Keeping Big Data Fraud at Bay With Machine Learning
Exposing fraud in large biological data sets is the topic of NCI’s Office of Cancer Clinical Proteomics Research’s new blog, which highlights recent findings from scientists in the Clinical Proteomic Tumor Analysis Consortium (CPTAC).
The blog is based on a study by Michael S. Bradshaw and Samuel H. Payne, “Detecting fabrication in large-scale molecular omics data,” published in PLOS ONE. The study offers a proof-of-concept approach to identifying fraudulent data.
The investigators acknowledged that data errors and inaccuracies can be introduced in a number of ways, but noted that, “Data in biological sciences is particularly vulnerable to fraud given its size.” It’s simply much easier to hide manipulated data. Moreover, normal channels for identifying problems with data haven’t kept pace with the potential for fraud.
The authors believe the solution rests in technology. Their approach was grounded in Benford’s first digit law, which looks at the distribution of digit frequencies in a set of numbers, and flags those that don’t fit the pattern. That method is frequently used to identify fraud in the financial field but hasn’t yet been applied to biological data.

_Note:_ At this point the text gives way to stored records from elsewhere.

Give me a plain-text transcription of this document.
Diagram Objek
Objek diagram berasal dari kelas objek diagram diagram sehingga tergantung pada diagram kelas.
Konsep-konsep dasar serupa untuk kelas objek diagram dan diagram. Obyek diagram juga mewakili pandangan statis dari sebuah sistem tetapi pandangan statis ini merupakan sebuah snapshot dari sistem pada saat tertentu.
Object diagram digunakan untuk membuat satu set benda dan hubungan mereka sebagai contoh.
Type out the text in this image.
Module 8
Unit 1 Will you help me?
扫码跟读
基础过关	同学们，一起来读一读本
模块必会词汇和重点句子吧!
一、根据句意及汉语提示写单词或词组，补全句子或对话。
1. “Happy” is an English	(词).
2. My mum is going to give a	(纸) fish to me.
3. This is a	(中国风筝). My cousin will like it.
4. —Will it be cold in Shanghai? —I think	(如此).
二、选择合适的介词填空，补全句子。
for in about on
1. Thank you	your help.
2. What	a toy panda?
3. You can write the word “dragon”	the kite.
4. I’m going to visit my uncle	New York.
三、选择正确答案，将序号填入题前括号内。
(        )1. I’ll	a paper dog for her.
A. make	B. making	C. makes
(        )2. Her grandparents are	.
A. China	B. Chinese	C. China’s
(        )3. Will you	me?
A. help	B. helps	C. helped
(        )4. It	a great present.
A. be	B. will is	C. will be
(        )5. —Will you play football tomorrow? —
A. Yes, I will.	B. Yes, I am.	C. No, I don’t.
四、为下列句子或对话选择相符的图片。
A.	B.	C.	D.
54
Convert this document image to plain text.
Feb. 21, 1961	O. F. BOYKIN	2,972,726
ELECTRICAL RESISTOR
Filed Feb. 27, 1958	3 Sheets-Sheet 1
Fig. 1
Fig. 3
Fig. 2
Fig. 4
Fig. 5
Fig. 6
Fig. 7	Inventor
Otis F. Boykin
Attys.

The investigators expanded the Benford technique to better match values found in a biological data set. They developed a machine learning model to look for specific digit-frequency patterns, training it on real data from CPTAC. The model then was tested on a data set that included fake data (e.g., random number generation, resampling replacement, and imputation errors). Their model proved to be highly successful, achieving, on average, nearly 100% accuracy in detecting fabricated data.
Further research will be needed to see if this digit-frequency-pattern approach has real-world applications, and whether it can be used to uncover data fraud in other types of biological data.